In order to calculate the performance of the different methods, we use a leave-one-out cross validation procedure. We extract 2000 lncRNA-protein associations from the 0.9 network as positive samples, the same number of negative samples are chosen randomly from the 0.3 network as well, avoiding the error caused by imbalance dataset. The gold set which containing 185 lncRNA-protein interactions downloaded from NPinter database has been included in positive pairs as well. In the lncRNA protein prioritization, each lncRNA-protein interaction is utilized as the test set in turn and the remaining associations are used as training data.
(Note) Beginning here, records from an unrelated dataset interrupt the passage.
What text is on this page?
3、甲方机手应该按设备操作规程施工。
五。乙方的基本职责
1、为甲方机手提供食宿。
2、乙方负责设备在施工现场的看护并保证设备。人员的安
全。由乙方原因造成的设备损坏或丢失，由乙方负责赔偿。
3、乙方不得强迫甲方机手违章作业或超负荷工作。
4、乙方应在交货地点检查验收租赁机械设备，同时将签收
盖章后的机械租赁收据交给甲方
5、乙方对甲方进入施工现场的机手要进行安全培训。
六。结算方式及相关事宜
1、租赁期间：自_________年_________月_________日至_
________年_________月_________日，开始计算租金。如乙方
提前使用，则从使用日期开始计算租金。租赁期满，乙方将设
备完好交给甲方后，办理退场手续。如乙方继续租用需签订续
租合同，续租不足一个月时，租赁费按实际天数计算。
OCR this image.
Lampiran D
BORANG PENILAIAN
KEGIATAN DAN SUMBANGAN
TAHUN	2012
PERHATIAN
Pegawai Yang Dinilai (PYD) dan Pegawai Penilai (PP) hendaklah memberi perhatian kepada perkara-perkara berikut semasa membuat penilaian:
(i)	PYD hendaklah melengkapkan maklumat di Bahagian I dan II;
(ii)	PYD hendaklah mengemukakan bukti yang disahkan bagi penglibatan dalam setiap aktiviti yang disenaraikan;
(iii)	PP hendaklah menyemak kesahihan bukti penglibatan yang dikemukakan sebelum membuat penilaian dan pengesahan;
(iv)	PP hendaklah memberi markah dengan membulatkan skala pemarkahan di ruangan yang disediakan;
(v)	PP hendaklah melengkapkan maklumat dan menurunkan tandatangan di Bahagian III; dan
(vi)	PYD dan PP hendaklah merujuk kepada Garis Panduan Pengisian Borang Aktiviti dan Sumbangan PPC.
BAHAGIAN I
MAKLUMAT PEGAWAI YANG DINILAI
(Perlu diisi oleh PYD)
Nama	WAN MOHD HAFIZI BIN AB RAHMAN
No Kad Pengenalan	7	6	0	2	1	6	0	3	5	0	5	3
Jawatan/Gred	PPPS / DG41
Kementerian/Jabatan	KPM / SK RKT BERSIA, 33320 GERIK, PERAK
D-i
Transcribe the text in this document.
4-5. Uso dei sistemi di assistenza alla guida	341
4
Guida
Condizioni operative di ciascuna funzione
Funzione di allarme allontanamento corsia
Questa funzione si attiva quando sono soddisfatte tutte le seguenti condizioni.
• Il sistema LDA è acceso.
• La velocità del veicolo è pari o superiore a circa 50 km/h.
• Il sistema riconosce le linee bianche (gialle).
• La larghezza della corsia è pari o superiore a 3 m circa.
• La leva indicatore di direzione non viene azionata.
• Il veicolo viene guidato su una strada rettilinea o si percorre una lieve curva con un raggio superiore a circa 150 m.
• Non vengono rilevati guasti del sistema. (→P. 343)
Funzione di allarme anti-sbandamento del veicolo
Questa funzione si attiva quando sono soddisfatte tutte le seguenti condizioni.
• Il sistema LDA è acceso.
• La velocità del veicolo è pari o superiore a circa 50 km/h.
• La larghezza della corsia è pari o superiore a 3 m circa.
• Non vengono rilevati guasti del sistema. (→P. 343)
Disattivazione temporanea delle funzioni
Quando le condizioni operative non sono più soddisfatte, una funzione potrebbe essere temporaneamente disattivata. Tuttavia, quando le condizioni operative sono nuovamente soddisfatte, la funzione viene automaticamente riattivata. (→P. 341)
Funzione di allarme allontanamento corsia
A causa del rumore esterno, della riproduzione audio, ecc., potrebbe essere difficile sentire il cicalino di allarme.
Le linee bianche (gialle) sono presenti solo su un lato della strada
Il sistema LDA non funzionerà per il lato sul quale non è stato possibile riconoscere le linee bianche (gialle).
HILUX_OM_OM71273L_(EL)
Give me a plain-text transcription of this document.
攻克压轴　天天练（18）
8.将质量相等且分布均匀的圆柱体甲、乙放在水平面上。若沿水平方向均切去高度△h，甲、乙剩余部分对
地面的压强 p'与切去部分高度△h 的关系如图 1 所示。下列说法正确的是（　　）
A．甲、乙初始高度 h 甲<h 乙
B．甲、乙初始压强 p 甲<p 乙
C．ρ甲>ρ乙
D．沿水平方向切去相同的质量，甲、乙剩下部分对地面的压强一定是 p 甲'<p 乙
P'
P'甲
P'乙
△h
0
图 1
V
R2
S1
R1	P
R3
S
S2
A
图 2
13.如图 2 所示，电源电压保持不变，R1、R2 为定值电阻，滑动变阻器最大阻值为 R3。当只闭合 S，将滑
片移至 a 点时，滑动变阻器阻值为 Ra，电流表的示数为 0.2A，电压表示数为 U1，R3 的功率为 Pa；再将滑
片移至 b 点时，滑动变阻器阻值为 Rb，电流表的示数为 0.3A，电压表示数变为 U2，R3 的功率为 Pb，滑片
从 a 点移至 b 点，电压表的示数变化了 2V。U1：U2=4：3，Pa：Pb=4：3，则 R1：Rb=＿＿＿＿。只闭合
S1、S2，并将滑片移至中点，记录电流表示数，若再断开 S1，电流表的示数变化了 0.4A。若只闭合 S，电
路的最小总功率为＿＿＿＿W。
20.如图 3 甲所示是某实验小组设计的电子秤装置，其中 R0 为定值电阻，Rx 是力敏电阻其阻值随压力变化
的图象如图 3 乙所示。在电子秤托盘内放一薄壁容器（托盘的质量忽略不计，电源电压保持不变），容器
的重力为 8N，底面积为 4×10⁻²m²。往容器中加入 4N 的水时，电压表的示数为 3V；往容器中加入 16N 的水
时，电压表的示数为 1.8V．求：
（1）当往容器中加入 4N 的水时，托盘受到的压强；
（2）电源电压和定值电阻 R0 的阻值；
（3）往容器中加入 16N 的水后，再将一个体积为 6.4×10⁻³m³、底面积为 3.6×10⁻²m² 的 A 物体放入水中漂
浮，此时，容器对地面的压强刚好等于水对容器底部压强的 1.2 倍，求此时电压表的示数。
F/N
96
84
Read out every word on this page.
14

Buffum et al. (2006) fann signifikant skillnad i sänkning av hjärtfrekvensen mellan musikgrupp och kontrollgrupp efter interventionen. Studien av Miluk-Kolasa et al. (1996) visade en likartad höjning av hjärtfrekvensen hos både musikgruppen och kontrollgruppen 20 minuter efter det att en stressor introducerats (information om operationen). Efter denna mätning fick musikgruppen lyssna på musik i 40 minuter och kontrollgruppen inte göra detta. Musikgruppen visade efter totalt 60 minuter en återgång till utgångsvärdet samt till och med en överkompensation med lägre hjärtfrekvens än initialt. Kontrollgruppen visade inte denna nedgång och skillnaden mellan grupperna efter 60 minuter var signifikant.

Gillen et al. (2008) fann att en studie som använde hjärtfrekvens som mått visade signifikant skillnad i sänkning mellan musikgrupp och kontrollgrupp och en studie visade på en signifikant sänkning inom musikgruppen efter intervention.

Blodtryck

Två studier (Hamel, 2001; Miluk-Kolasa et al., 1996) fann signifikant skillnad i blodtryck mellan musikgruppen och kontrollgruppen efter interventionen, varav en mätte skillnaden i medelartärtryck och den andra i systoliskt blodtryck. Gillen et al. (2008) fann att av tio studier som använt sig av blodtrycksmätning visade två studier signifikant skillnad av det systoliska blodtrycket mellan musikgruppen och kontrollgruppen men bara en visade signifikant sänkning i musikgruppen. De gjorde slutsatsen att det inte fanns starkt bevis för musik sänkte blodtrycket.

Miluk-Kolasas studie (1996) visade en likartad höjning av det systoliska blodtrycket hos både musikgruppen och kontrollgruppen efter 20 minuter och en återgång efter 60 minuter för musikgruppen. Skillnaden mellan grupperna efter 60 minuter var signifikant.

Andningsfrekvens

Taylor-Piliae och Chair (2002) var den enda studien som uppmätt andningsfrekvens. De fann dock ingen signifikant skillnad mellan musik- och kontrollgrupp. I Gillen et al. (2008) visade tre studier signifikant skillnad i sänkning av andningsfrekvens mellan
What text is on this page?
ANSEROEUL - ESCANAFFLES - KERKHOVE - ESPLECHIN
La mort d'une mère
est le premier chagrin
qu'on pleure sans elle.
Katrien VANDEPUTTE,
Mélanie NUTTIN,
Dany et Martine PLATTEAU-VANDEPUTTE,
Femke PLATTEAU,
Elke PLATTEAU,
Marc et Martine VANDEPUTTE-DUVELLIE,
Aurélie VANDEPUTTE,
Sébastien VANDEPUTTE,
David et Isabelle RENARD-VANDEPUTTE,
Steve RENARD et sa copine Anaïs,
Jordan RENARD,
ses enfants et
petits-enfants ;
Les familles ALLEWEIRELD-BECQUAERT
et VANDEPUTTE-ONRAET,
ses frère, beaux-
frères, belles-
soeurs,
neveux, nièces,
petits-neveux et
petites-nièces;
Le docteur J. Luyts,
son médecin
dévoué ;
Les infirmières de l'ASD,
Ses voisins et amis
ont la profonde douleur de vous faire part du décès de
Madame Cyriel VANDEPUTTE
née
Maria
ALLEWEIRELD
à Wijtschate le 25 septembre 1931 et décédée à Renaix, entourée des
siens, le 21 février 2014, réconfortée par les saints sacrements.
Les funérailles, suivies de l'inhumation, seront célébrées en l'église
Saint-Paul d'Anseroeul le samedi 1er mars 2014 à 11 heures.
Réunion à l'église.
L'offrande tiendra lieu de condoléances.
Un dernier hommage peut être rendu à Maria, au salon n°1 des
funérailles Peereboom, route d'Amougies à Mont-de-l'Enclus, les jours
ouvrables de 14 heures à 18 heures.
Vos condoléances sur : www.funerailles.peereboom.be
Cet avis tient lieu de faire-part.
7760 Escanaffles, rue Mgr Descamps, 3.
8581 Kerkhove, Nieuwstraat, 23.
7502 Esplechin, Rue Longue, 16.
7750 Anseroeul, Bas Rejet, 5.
The whole experiment will be repeated 4000 times to testing each lncRNA-protein pairs in the dataset. ROC curve is drawn based on true positive rate (TPR) and false positive rate (FPR) at different thresholds. The AUC score is utilized to measure the performance. AUC = 1 demonstrates the perfect performance and AUC = 0.5 demonstrates the random performance.The ROC curve of PLPIHS, LPIHS, PRINCE and RWR are plotted in Fig. 5. The results show that the AUC score of PLPIHS in 0.3 network is 96.8%, which is higher than that of PRINCE, LPIHN and RWR, achieving an AUC value of 81.3%, 88.4% and 79.2%, respectively. Similarly, PLPIHS outperforms other methods in 0.5 network and 0.9 network as well.
Performance evaluation by independent test
For further validation, we also randomly selected 2000 lncRNA-protein associations from the rest of positive samples in 0.9 network and the same number of negative interactions are picked out from the remaining negative samples of 0.3 network to generate the independent test data set. Since the existing network based methods is not suitable for independent test, we only evaluate the performance for the proposed PLPIHS. The independent test results are shown in Fig. 6, an AUC score of 0.879 is achieved by PLPIHS, illustrating the effectiveness and advantage of the proposed approach.
By applying the proposed PLPIHS method, novel candidate lncRNA-related proteins are predicted using LOOCV. We applied PLPIHS onto the 2000 known lncRNA-protein associations, which includes 1511 lncRNAs and 344 proteins to infer novel lncRNA-protein interactions. As a result, an area under the ROC curve of 0.9669, 0.9705 and 0.9703 (Fig. 5) is achieved using the three networks of different connectivity density, which demonstrate that our proposed method is effective in recovering known lncRNA-related proteins.
To further illustrate the application of our approach, a case study of lncRNA MALAT1(ensemble ID: ENSG00000251562) is examined. MALAT1 is a long non-coding RNA which is over-expressed in many human oncogenic tissues and regulates cell cycle and survival31. MALAT1 have been identified in multiple types of physiological processes, such as alternative splicing, nuclear organization, epigenetic modulating of gene expression. A large amount of evidence indicates that MALAT1 also closely relates to various pathological processes, including diabetes complications, cancers and so on32, 33.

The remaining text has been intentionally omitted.